The electron affinity of hydrogen in this case is +465 \, kJ \, mol^{-1}

Step by step solution

Identify the given energy parameters

We're given four pieces of data: the bond energy of Hydrogen \(-812 \, kJ \, mol^{-1}\), the lattice energy of Sodium Hydride, the enthalpy of formation of Sodium Hydride \(-57\, kJ \, mol^{-1}\), and the ionization energy of Sodium which can be found from the data table.
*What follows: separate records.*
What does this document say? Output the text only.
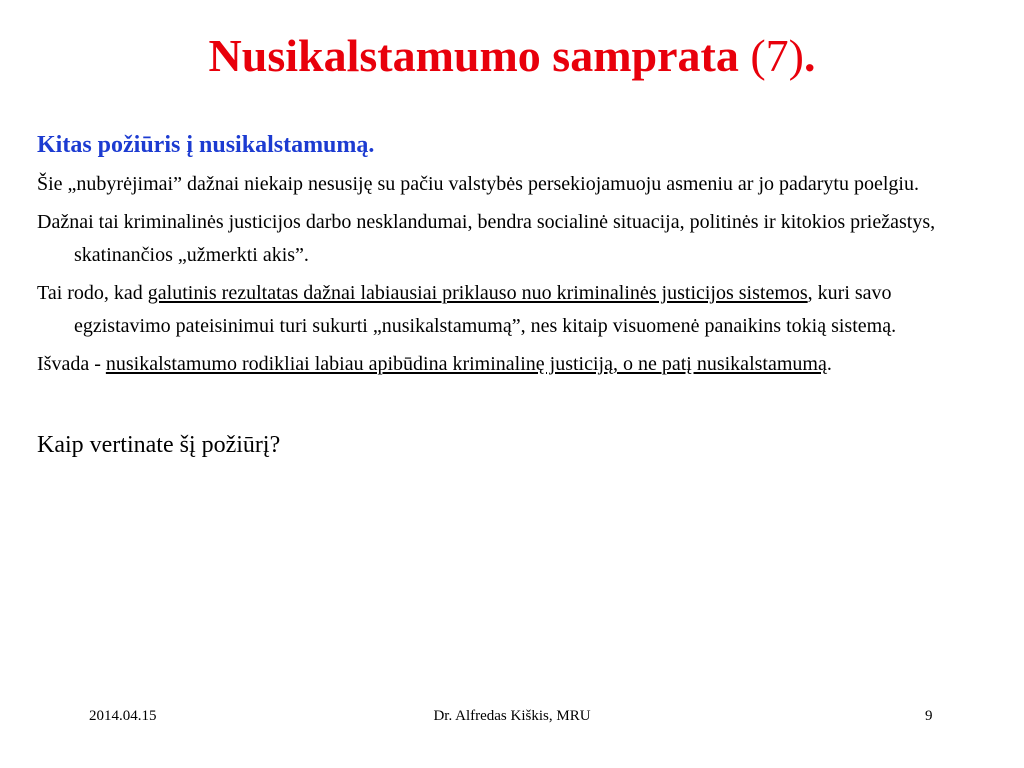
Nusikalstamumo samprata (7).
Kitas požiūris į nusikalstamumą.
Šie „nubyrėjimai” dažnai niekaip nesusiję su pačiu valstybės persekiojamuoju asmeniu ar jo padarytu poelgiu.
Dažnai tai kriminalinės justicijos darbo nesklandumai, bendra socialinė situacija, politinės ir kitokios priežastys, skatinančios „užmerkti akis”.
Tai rodo, kad galutinis rezultatas dažnai labiausiai priklauso nuo kriminalinės justicijos sistemos, kuri savo egzistavimo pateisinimui turi sukurti „nusikalstamumą”, nes kitaip visuomenė panaikins tokią sistemą.
Išvada - nusikalstamumo rodikliai labiau apibūdina kriminalinę justiciją, o ne patį nusikalstamumą.
Kaip vertinate šį požiūrį?
2014.04.15	Dr. Alfredas Kiškis, MRU	9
Write the corresponding thermodynamic equations

Next, write down the thermodynamic equations for the processes that correspond to these energy parameters. \n (1) \( \mathrm{H}_2 (g) \rightarrow 2H(g)\) with a ΔH of +812 kJ mol^(-1)\n (2) \(\mathrm{Na}(g) \rightarrow \mathrm{Na^+}(g) + e^-\) The ΔH for this process is +496 kJ mol^(-1) which is the ionization energy of Na and can be found in the data table as mentioned earlier\n (3) \(\mathrm{Na^+}(g) + H^- (g) \rightarrow \mathrm{NaH}(s)\) The ΔH for this process is the opposite of the lattice energy of NaH, therefore it's -900 kJ mol^(-1)\n (4) \(\mathrm{H}(g) + \mathrm{Na}(g) \rightarrow \mathrm{NaH}(s)\) The ΔH for this process is the enthalpy of formation of NaH, -57 kJ mol^(-1)

Applying Hess's Law

Combine equations (1), (2) and (3) so that they add up to equation (4) while respecting the law of conservation of energy. Be sure to adjust the associated ΔH values for each step accordingly. When you add all these equations up the result should be \[ ΔH = ΔH_1 + ΔH_2 + ΔH_3 = (+812) + (+496) + (-900) = +408 kJ mol^{-1} \]. Compare this sum to the actual enthalpy of reaction, which is -57 kJ mol^{-1}. The difference between these values will give the electron affinity of Hydrogen.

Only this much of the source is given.